This failure of the EU to intervene when a member state attacks journalists is a new low point – especially given Europe’s equally muted response to the genocidal invasion by Turkey, a fellow Nato ally, of Kurdish Syria. Europe’s deliberate looking the other way has only encouraged the Spanish state to new excesses. Tsunami Democràtic, a non-violent, pro-independence civil rights group with over 330,000 subscribers, is being investigated by Spain’s highly politicised National Court under draconian anti-terror laws. Already, seven civil activists from the Committees for the Defense of the Republic – equivalent to local Yes groups in Scotland – have been arrested for “belonging to a terrorist organisation”.

The National: Smoke billows from Ras al-Ayn, Syria, after a bombardment by Turkey against KurdsSmoke billows from Ras al-Ayn, Syria, after a bombardment by Turkey against Kurds

We need to situate events in Spain and Catalonia in a wider context. First, the palpable slow-down in the global (and certainly European) economy during the past two years, coupled with the impact on ordinary people of Trump’s trade wars, has unleashed a fresh cycle of popular resistance to austerity, globalisation and the eco-crisis. The unexpected strength of the popular uprising in Catalonia – for that is what it is – is paralleled by the recent rioting in Hong Kong, Chile, Lebanon, Iraq and Algeria. Of course, each local popular explosion has domestic roots. But the global willingness of large numbers of people to defy the status quo with sustained civil disobedience, taking to the street day after day regardless of the cost, is wholly new.

Second, in all these cases, the ruling authorities seem unable to contain the popular uprisings. This is not because they are unwilling to use force, as we have seen in Catalonia. But the extent of the economic and social crisis is such that everywhere these regimes are plagued with internal division that limits their ability to find a general solution. In Britain, for instance, Brexit has exposed deep divisions inside the ruling class regarding how to save an ailing economy in the face of global competition. Again, China is suffering its worst economic slowdown since the end of Maoism, which explains President Xi’s desperate gamble to reinstate a cult of personality, including his ill-judged attempt to suppress the autonomy of Hong Kong.

In Spain, the establishment is desperate to protect its ill-gotten financial gains in the face of mass discontent and economic decline – so it is using Catalonia as a scapegoat to divert popular attention. But after five years of growing political instability in Spain, this project is only making matters worse. Signs of increasing polarisation in the Spanish state can be seen in the latest opinion polls, taken after the announcement of the court verdicts on the Catalan leaders.

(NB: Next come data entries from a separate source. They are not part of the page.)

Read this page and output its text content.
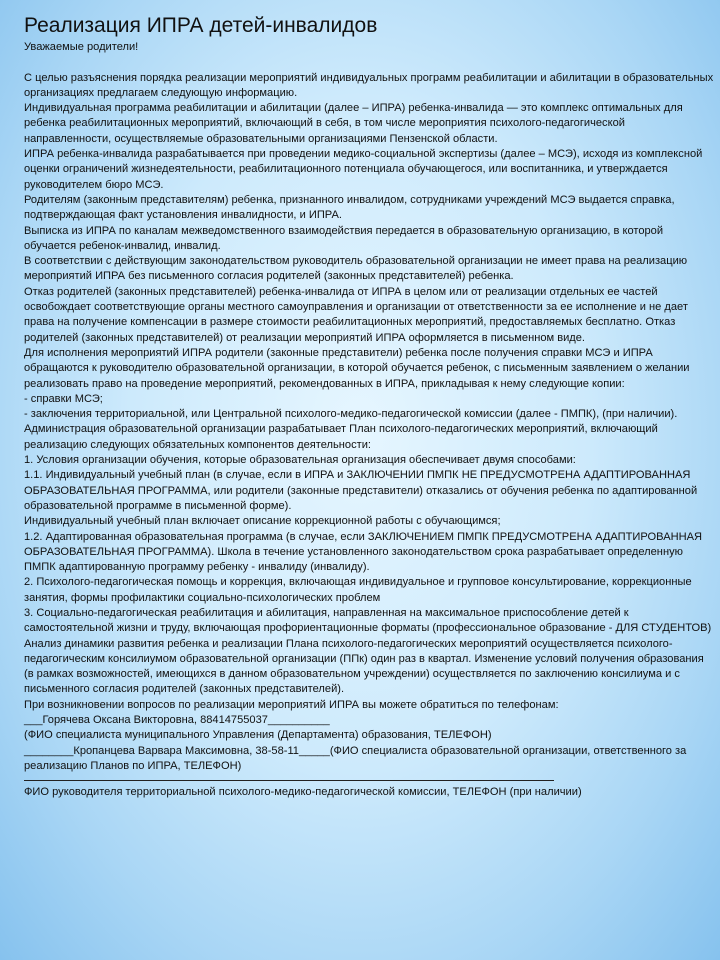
Реализация ИПРА детей-инвалидов

Уважаемые родители!

С целью разъяснения порядка реализации мероприятий индивидуальных программ реабилитации и абилитации в образовательных организациях предлагаем следующую информацию.

Индивидуальная программа реабилитации и абилитации (далее – ИПРА) ребенка-инвалида — это комплекс оптимальных для ребенка реабилитационных мероприятий, включающий в себя, в том числе мероприятия психолого-педагогической направленности, осуществляемые образовательными организациями Пензенской области.

ИПРА ребенка-инвалида разрабатывается при проведении медико-социальной экспертизы (далее – МСЭ), исходя из комплексной оценки ограничений жизнедеятельности, реабилитационного потенциала обучающегося, или воспитанника, и утверждается руководителем бюро МСЭ.

Родителям (законным представителям) ребенка, признанного инвалидом, сотрудниками учреждений МСЭ выдается справка, подтверждающая факт установления инвалидности, и ИПРА.

Выписка из ИПРА по каналам межведомственного взаимодействия передается в образовательную организацию, в которой обучается ребенок-инвалид, инвалид.

В соответствии с действующим законодательством руководитель образовательной организации не имеет права на реализацию мероприятий ИПРА без письменного согласия родителей (законных представителей) ребенка.

Отказ родителей (законных представителей) ребенка-инвалида от ИПРА в целом или от реализации отдельных ее частей освобождает соответствующие органы местного самоуправления и организации от ответственности за ее исполнение и не дает права на получение компенсации в размере стоимости реабилитационных мероприятий, предоставляемых бесплатно. Отказ родителей (законных представителей) от реализации мероприятий ИПРА оформляется в письменном виде.

Для исполнения мероприятий ИПРА родители (законные представители) ребенка после получения справки МСЭ и ИПРА обращаются к руководителю образовательной организации, в которой обучается ребенок, с письменным заявлением о желании реализовать право на проведение мероприятий, рекомендованных в ИПРА, прикладывая к нему следующие копии:

- справки МСЭ;

- заключения территориальной, или Центральной психолого-медико-педагогической комиссии (далее - ПМПК), (при наличии).

Администрация образовательной организации разрабатывает План психолого-педагогических мероприятий, включающий реализацию следующих обязательных компонентов деятельности:

1. Условия организации обучения, которые образовательная организация обеспечивает двумя способами:

1.1. Индивидуальный учебный план (в случае, если в ИПРА и ЗАКЛЮЧЕНИИ ПМПК НЕ ПРЕДУСМОТРЕНА АДАПТИРОВАННАЯ ОБРАЗОВАТЕЛЬНАЯ ПРОГРАММА, или родители (законные представители) отказались от обучения ребенка по адаптированной образовательной программе в письменной форме).

Индивидуальный учебный план включает описание коррекционной работы с обучающимся;

1.2. Адаптированная образовательная программа (в случае, если ЗАКЛЮЧЕНИЕМ ПМПК ПРЕДУСМОТРЕНА АДАПТИРОВАННАЯ ОБРАЗОВАТЕЛЬНАЯ ПРОГРАММА). Школа в течение установленного законодательством срока разрабатывает определенную ПМПК адаптированную программу ребенку - инвалиду (инвалиду).

2. Психолого-педагогическая помощь и коррекция, включающая индивидуальное и групповое консультирование, коррекционные занятия, формы профилактики социально-психологических проблем

3. Социально-педагогическая реабилитация и абилитация, направленная на максимальное приспособление детей к самостоятельной жизни и труду, включающая профориентационные форматы (профессиональное образование - ДЛЯ СТУДЕНТОВ)

Анализ динамики развития ребенка и реализации Плана психолого-педагогических мероприятий осуществляется психолого-педагогическим консилиумом образовательной организации (ППк) один раз в квартал. Изменение условий получения образования (в рамках возможностей, имеющихся в данном образовательном учреждении) осуществляется по заключению консилиума и с письменного согласия родителей (законных представителей).

При возникновении вопросов по реализации мероприятий ИПРА вы можете обратиться по телефонам:

___Горячева Оксана Викторовна, 88414755037__________

(ФИО специалиста муниципального Управления (Департамента) образования, ТЕЛЕФОН)

________Кропанцева Варвара Максимовна, 38-58-11_____(ФИО специалиста образовательной организации, ответственного за реализацию Планов по ИПРА, ТЕЛЕФОН)

ФИО руководителя территориальной психолого-медико-педагогической комиссии, ТЕЛЕФОН (при наличии)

READ MORE: Nicola Sturgeon responds to sentencing of Catalan leaders

These polls predict the ruling Socialist Spanish Party will win only 122 seats in November’s upcoming general election to the 350-seat Cortes, against the 123 it took in April. The far-left Podemos is likely to take 33 seats, down from 42. The right-wing People’s Party (PP) is forecast to see its tally of MPs jump from 66 to 98, while the far-right Vox party could rise from 24 to 34, overtaking the centrist Ciudadanos group, whose seats could plunge from 57 to a miserly 19.

The PP, Vox and Ciudadanos have adopted an uncompromising approach to the Catalan crisis, calling on the Socialist government to impose direct rule from Madrid. At the same time, opinion polls show support for secessionist parties strengthening in both Catalonia and the Basque Country. If anything like this occurs, Spain would remain locked in political stasis.

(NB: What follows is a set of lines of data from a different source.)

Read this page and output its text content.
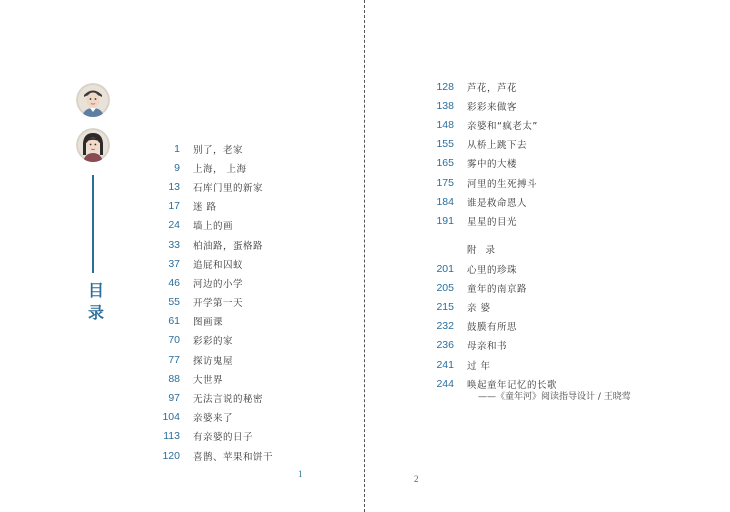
目
录
1 别了，老家
9 上海， 上海
13 石库门里的新家
17 迷 路
24 墙上的画
33 柏油路，蛋格路
37 追屁和囚蚁
46 河边的小学
55 开学第一天
61 图画课
70 彩彩的家
77 探访鬼屋
88 大世界
97 无法言说的秘密
104 亲婆来了
113 有亲婆的日子
120 喜鹊、苹果和饼干
1
128 芦花，芦花
138 彩彩来做客
148 亲婆和“疯老太”
155 从桥上跳下去
165 雾中的大楼
175 河里的生死搏斗
184 谁是救命恩人
191 星星的目光
附 录
201 心里的珍珠
205 童年的南京路
215 亲 婆
232 鼓膜有所思
236 母亲和书
241 过 年
244 唤起童年记忆的长歌
——《童年河》阅读指导设计 / 王晓莺
2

The Socialists could form a majority with Podemos and the nationalist groups, but the latter would demand some movement on amnesty for the Catalan prisoners if not a legal self-determination referendum. The Socialist PM, Pedro Sanchez, is unlikely to grant either. Meanwhile, the right bloc of PP, Vox and Ciudadanos could cobble together a minority administration but it would soon find itself outvoted on key issues by the left. All of which suggests that Spain is fast becoming a failed state. The danger for the Catalans now is that retreat from the streets will shift the balance of forces in favour of the far right. They must press on or lose.

There are lessons here for Scotland. We won’t get anywhere being docile. The chances of London offering a Section 30 agreement for a fresh independence referendum are slim. To win independence, the Yes movement needs its own self-organisation, finances, dedication and the courage shown by our Catalan friends – which means not relying on political parties.

None of these popular movements will win on their own. The Catalans need to ally with the Basques if they are to face down the Spanish state. Scotland needs to ally with Northern Ireland and Wales to dismember a British state increasingly bent on turning itself into a de-regulated vassal of Trump’s America. Here in Europe, we need an alternative to the old, Cold War structures of the EU and Nato, which are complicit in letting the long-suffering Catalan and Kurdish peoples be crushed. Visca la República Catalana!